By developing machine learning models that can view protein information gathered from genome databases, scientists have found relatively simple design rules for creating artificial substitutes. When the team constructed artificial proteins in the laboratory, they found that they rivaled those found in nature

We’ve all wondered how a simple process like evolution could lead to a high-performing material like protein. We found that the genome data contained a wealth of information about the basic rules of protein structure and function, and now we were able to create the rules of nature to create proteins ourselves.

Rama Ranganathan, Professor at the Department of Biochemistry and Molecular Biology, Pritzker Molecular Engineering

Proteins are composed of hundreds or thousands of amino acids, and these amino acid sequences determine the structure and function of a protein. But figuring out how to create these sequences to create new proteins hasn’t been easy. Past work has led to methods that can define the structure, but the feature was more elusive.

Over the past 15 years, Ranganathan and his collaborators have realized that the exponentially growing genome databases contain a wealth of information about the basic rules of protein structure and function. His group developed mathematical models based on this data and then began using machine learning techniques to uncover new information about the basic rules for protein design.

For this study, they studied the chorismate mutase family of metabolic enzymes, a type of protein that is essential to the life of many bacteria, fungi and plants. Using machine learning models, the researchers were able to identify simple rules for designing these proteins.

The model shows that only conservation at amino acid positions and correlations in the evolution of amino acid pairs is sufficient to predict new artificial sequences that will have the properties of a protein family.
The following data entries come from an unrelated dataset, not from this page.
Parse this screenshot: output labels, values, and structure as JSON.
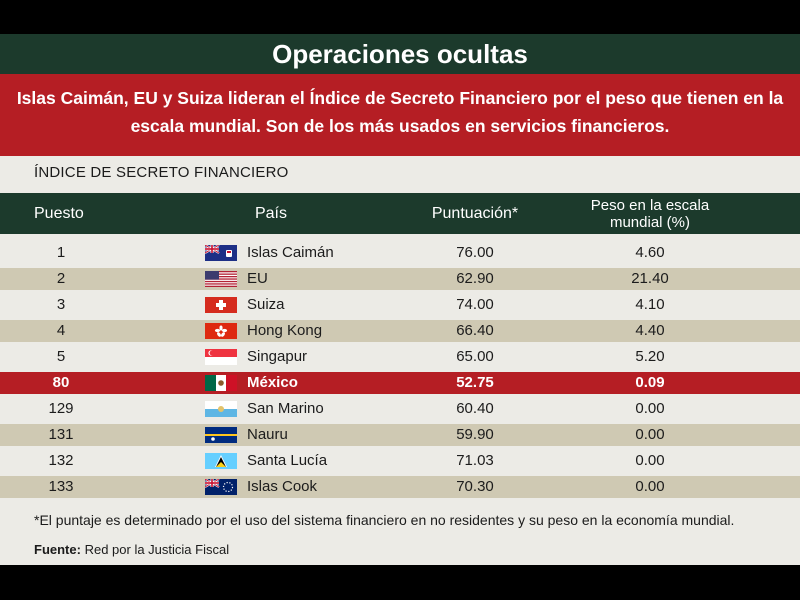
{
  "title": "Operaciones ocultas",
  "subtitle_lines": [
    "Islas Caimán, EU y Suiza lideran el Índice de Secreto Financiero por el peso que tienen en la",
    "escala mundial. Son de los más usados en servicios financieros."
  ],
  "index_label": "ÍNDICE DE SECRETO FINANCIERO",
  "colors": {
    "dark_green": "#1c3a2c",
    "red": "#b51e24",
    "stripe": "#cfc9b3",
    "background": "#ecebe6"
  },
  "chart_data": {
    "type": "table",
    "columns": [
      "Puesto",
      "País",
      "Puntuación*",
      "Peso en la escala mundial (%)"
    ],
    "column_header_lines": {
      "peso": [
        "Peso en la escala",
        "mundial (%)"
      ]
    },
    "rows": [
      {
        "puesto": "1",
        "pais": "Islas Caimán",
        "flag": "cayman-islands-flag",
        "puntuacion": "76.00",
        "peso": "4.60",
        "highlight": false
      },
      {
        "puesto": "2",
        "pais": "EU",
        "flag": "usa-flag",
        "puntuacion": "62.90",
        "peso": "21.40",
        "highlight": false
      },
      {
        "puesto": "3",
        "pais": "Suiza",
        "flag": "switzerland-flag",
        "puntuacion": "74.00",
        "peso": "4.10",
        "highlight": false
      },
      {
        "puesto": "4",
        "pais": "Hong Kong",
        "flag": "hong-kong-flag",
        "puntuacion": "66.40",
        "peso": "4.40",
        "highlight": false
      },
      {
        "puesto": "5",
        "pais": "Singapur",
        "flag": "singapore-flag",
        "puntuacion": "65.00",
        "peso": "5.20",
        "highlight": false
      },
      {
        "puesto": "80",
        "pais": "México",
        "flag": "mexico-flag",
        "puntuacion": "52.75",
        "peso": "0.09",
        "highlight": true
      },
      {
        "puesto": "129",
        "pais": "San Marino",
        "flag": "san-marino-flag",
        "puntuacion": "60.40",
        "peso": "0.00",
        "highlight": false
      },
      {
        "puesto": "131",
        "pais": "Nauru",
        "flag": "nauru-flag",
        "puntuacion": "59.90",
        "peso": "0.00",
        "highlight": false
      },
      {
        "puesto": "132",
        "pais": "Santa Lucía",
        "flag": "saint-lucia-flag",
        "puntuacion": "71.03",
        "peso": "0.00",
        "highlight": false
      },
      {
        "puesto": "133",
        "pais": "Islas Cook",
        "flag": "cook-islands-flag",
        "puntuacion": "70.30",
        "peso": "0.00",
        "highlight": false
      }
    ]
  },
  "footnote": "*El puntaje es determinado por el uso del sistema financiero en no residentes y su peso en la economía mundial.",
  "source_label": "Fuente:",
  "source_text": "Red por la Justicia Fiscal"
}
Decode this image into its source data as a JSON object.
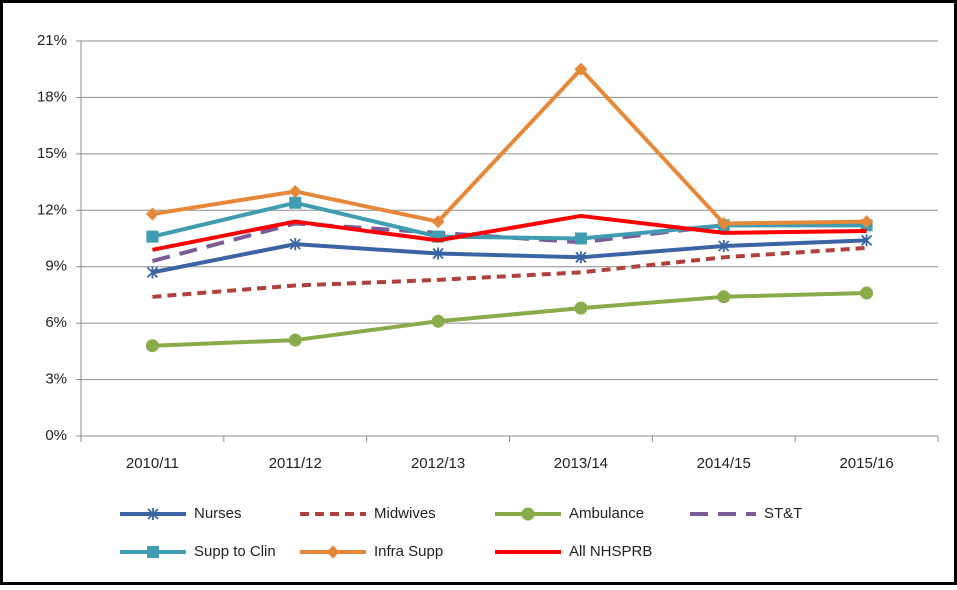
{
  "chart_data": {
    "type": "line",
    "categories": [
      "2010/11",
      "2011/12",
      "2012/13",
      "2013/14",
      "2014/15",
      "2015/16"
    ],
    "ylim": [
      0,
      21
    ],
    "yticks": [
      {
        "value": 0,
        "label": "0%"
      },
      {
        "value": 3,
        "label": "3%"
      },
      {
        "value": 6,
        "label": "6%"
      },
      {
        "value": 9,
        "label": "9%"
      },
      {
        "value": 12,
        "label": "12%"
      },
      {
        "value": 15,
        "label": "15%"
      },
      {
        "value": 18,
        "label": "18%"
      },
      {
        "value": 21,
        "label": "21%"
      }
    ],
    "grid": true,
    "legend": "bottom",
    "series": [
      {
        "name": "Nurses",
        "color": "#3b64a5",
        "marker": "asterisk",
        "style": "solid",
        "values": [
          8.7,
          10.2,
          9.7,
          9.5,
          10.1,
          10.4
        ]
      },
      {
        "name": "Midwives",
        "color": "#b0403c",
        "marker": "none",
        "style": "dashed",
        "values": [
          7.4,
          8.0,
          8.3,
          8.7,
          9.5,
          10.0
        ]
      },
      {
        "name": "Ambulance",
        "color": "#8aab4a",
        "marker": "circle",
        "style": "solid",
        "values": [
          4.8,
          5.1,
          6.1,
          6.8,
          7.4,
          7.6
        ]
      },
      {
        "name": "ST&T",
        "color": "#7a5c96",
        "marker": "none",
        "style": "long-dash",
        "values": [
          9.3,
          11.3,
          10.8,
          10.3,
          11.2,
          11.3
        ]
      },
      {
        "name": "Supp to Clin",
        "color": "#3f9cb1",
        "marker": "square",
        "style": "solid",
        "values": [
          10.6,
          12.4,
          10.6,
          10.5,
          11.2,
          11.2
        ]
      },
      {
        "name": "Infra Supp",
        "color": "#e5883a",
        "marker": "diamond",
        "style": "solid",
        "values": [
          11.8,
          13.0,
          11.4,
          19.5,
          11.3,
          11.4
        ]
      },
      {
        "name": "All NHSPRB",
        "color": "#ff0000",
        "marker": "none",
        "style": "solid",
        "values": [
          9.9,
          11.4,
          10.4,
          11.7,
          10.8,
          10.9
        ]
      }
    ]
  }
}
We usually assume that in order to build something, we must first have a deep understanding of how it works. But if you have enough sample data, you can use deep learning techniques to learn design rules, even if you understand how it works or why it’s built that way.
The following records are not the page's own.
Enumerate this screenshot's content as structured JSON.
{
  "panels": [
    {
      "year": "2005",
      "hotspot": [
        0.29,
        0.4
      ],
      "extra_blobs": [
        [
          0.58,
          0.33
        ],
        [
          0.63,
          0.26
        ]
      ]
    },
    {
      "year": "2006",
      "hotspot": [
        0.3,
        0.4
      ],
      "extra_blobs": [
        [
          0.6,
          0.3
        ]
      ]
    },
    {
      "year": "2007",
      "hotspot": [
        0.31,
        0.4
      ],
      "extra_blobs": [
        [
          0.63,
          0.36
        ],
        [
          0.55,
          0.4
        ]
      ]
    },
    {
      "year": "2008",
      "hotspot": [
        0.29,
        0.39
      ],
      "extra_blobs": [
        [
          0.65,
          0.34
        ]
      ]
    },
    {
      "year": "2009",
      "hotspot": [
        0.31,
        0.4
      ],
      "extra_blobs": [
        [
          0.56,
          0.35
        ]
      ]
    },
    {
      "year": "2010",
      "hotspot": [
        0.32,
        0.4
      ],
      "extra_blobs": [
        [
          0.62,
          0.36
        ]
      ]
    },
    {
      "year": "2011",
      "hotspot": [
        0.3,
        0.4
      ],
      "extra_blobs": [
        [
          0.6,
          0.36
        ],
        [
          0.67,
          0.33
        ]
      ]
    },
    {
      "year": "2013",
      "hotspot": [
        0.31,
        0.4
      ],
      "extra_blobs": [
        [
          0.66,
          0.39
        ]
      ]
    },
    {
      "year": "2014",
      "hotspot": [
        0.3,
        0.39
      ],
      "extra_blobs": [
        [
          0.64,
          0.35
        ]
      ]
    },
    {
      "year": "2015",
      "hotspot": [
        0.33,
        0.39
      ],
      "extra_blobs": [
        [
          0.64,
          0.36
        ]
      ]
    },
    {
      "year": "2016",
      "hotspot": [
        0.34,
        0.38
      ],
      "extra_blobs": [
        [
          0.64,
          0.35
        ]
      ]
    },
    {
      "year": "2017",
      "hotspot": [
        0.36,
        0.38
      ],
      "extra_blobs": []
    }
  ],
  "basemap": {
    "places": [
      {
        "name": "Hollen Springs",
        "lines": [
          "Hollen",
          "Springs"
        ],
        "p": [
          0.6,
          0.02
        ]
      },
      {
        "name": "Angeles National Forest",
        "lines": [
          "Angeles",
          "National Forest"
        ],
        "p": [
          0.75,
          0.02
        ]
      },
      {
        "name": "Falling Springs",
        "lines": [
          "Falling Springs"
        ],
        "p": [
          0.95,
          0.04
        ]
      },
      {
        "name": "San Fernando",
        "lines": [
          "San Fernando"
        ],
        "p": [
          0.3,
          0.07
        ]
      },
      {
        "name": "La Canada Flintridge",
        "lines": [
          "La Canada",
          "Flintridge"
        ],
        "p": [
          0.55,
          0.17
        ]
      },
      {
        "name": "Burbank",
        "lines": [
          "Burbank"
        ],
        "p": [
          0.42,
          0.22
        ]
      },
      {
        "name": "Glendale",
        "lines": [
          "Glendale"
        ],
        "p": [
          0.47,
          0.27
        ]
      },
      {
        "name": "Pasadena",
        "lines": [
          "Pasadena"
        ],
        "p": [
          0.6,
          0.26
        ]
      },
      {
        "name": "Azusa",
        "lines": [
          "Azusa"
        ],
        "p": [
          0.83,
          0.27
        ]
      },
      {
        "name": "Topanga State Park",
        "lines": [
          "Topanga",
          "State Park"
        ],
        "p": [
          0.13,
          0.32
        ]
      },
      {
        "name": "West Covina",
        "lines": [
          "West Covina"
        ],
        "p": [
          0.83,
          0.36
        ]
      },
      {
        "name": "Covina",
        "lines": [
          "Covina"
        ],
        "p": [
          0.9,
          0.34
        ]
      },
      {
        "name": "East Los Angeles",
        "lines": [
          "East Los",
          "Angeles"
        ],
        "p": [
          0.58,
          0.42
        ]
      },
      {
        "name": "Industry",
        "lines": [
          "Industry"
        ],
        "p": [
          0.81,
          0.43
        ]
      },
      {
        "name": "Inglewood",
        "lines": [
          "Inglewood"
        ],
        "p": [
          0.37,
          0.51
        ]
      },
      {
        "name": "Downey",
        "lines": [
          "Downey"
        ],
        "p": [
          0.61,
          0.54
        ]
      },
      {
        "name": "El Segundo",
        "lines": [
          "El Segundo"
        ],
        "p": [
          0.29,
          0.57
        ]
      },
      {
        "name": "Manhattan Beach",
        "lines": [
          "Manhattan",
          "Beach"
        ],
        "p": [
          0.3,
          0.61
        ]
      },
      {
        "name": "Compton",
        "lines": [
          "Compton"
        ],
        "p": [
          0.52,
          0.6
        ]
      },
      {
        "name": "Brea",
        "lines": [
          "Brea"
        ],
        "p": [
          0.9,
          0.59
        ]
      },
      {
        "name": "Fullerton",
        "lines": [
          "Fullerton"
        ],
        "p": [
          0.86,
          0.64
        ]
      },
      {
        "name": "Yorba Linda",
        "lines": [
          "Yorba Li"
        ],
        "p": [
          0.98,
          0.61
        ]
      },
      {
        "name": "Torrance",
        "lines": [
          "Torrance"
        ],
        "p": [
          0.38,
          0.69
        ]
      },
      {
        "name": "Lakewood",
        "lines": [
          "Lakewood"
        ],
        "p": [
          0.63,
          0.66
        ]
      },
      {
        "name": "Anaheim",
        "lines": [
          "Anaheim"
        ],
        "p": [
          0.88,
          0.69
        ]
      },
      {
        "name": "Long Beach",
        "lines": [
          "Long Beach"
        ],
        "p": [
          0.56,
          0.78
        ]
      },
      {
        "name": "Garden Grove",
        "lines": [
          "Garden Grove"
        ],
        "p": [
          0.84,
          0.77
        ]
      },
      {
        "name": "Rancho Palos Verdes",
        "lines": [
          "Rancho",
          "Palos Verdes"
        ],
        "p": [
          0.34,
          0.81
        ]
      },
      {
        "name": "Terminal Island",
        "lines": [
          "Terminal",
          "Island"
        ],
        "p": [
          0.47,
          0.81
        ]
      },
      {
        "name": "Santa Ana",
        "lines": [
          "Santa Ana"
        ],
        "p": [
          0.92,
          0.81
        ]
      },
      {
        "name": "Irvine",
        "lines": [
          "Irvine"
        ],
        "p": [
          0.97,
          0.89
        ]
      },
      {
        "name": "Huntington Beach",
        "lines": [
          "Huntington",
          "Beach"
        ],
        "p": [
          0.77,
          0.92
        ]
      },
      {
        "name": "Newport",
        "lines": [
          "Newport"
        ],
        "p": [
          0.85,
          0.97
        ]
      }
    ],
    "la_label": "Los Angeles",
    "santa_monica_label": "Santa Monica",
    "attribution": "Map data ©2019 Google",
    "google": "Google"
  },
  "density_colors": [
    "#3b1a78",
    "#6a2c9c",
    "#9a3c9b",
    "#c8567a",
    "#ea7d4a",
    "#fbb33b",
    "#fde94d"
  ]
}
Rama Ranganathan, Professor at the Department of Biochemistry and Molecular Biology, Pritzker Molecular Engineering

He and his co-workers then created synthetic genes to encode proteins, cloned them into bacteria, and watched the bacteria then produce synthetic proteins using their normal cellular machinery. They found that artificial proteins have the same catalytic function as natural chorismate mutase proteins.

Because the design rules are so simple, the amount of artificial proteins that researchers can potentially create is enormous.

Although artificial intelligence has revealed the design rules, Ranganathan and his staff still don’t fully understand why models work. Scientists will work to understand how the models came to this state.

At the same time, they also hope to use this platform to develop proteins that can address pressing social issues such as climate change. Ranganathan and Assoc. Professor Andrew Ferguson founded Evozyne, which will commercialize this technology in energy, environment, catalysis and agriculture.